At the very moment the cartridge based gaming of systems like the SNES, Megadrive and Jaguar gave way to the CD based media of the Dreamcast, Playstation and Xbox, gaming died just a little bit. Actually, that’s a lie – it didn’t die at all, but it did lose a little of its luster. A bit of shine here, a little sparkle there, the modern age of CD/DVD based gaming media has none of the win-factor of its plastic encased predecessors.
The cart was something mysterious, magical.
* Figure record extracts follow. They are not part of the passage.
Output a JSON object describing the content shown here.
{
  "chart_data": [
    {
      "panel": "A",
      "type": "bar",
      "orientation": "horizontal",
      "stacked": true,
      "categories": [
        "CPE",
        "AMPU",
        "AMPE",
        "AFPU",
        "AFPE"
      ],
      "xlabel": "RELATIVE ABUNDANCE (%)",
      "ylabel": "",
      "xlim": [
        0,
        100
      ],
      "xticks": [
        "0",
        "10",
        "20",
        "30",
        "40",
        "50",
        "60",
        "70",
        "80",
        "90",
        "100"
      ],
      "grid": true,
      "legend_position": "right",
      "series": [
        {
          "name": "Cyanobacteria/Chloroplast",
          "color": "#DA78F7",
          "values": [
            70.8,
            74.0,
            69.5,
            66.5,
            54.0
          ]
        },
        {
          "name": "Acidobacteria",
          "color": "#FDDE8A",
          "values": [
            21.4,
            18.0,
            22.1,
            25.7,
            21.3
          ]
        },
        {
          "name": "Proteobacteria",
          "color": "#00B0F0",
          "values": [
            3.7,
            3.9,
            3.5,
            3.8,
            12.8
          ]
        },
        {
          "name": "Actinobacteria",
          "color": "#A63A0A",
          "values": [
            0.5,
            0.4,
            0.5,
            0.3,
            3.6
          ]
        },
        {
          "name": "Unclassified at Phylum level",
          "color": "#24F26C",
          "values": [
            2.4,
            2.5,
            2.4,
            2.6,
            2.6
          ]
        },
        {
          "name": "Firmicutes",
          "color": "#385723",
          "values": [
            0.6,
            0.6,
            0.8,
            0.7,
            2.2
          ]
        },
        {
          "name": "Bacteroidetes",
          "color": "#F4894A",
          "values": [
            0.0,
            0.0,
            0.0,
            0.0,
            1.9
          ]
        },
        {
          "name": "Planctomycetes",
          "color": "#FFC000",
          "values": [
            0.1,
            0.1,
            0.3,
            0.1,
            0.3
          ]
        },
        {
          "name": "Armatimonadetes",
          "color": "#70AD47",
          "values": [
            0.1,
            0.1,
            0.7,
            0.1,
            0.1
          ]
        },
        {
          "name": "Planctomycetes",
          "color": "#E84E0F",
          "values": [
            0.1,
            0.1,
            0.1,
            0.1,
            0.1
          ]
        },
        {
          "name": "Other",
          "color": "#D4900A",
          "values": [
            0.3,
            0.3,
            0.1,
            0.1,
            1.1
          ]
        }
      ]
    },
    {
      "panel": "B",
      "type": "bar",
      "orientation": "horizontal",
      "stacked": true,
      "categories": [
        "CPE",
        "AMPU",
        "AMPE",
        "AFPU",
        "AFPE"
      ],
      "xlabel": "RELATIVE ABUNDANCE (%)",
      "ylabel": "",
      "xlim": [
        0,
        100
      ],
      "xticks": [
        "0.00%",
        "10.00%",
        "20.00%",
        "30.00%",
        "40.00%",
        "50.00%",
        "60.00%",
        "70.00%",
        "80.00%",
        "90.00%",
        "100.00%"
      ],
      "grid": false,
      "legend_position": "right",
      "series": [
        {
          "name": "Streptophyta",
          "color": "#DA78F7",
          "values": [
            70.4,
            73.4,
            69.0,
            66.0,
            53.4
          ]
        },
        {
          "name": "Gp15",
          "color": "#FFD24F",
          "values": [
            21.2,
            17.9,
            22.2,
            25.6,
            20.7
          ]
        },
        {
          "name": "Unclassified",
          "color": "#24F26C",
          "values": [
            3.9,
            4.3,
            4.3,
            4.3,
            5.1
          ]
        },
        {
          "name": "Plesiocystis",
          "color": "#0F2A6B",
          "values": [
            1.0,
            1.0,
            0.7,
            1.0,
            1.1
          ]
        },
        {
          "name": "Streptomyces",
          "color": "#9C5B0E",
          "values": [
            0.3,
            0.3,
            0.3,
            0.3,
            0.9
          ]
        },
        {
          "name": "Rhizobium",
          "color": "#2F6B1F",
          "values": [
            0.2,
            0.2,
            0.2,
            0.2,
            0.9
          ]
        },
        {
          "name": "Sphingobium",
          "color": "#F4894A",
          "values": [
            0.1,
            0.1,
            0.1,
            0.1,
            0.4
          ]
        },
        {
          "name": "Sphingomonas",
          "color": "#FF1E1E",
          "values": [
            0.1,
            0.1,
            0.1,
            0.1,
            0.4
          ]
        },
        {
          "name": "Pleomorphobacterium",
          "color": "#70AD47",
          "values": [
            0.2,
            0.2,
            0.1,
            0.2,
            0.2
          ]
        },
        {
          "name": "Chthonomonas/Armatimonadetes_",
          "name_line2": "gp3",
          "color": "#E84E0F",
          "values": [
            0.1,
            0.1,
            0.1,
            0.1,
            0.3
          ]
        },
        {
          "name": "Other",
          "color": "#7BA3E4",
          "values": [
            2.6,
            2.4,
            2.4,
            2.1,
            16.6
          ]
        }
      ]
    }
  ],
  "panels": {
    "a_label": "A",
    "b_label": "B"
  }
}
Every console from the pre CD era had a different take on a gaming cartridge. The Nintendo 64 had its weighty nuggets of plastic, the Atari Jaguar had its quaint carts with little handles on top and the Sega Master system had miniature VHS tapes. Carts had style, something CDs lack entirely. As a storage medium, CDs are so run-of-the mill, if they were a food they’d be porridge, if they were a sex position they’d be missionary. With clothes on.
In separate beds.
A CD is just a sliver of polycarbonate. Nothing is hidden, nothing is intricate. They’re in your Xbox, they’re in your CD player, they’re in your PC DVD drive. Boring. With the cartridge, the plastic outer shell hides an entire civilization of chips and circuit pathways. When you buy a cart based game you feel as though at least a part of the inherent value of the game is actually contained in the storage medium. The software wasn’t just burnt to a disc, it was crafted – assembled – into a cartridge, a self-contained motherboard of gaming bliss.
The cart is dead. Long live the cart.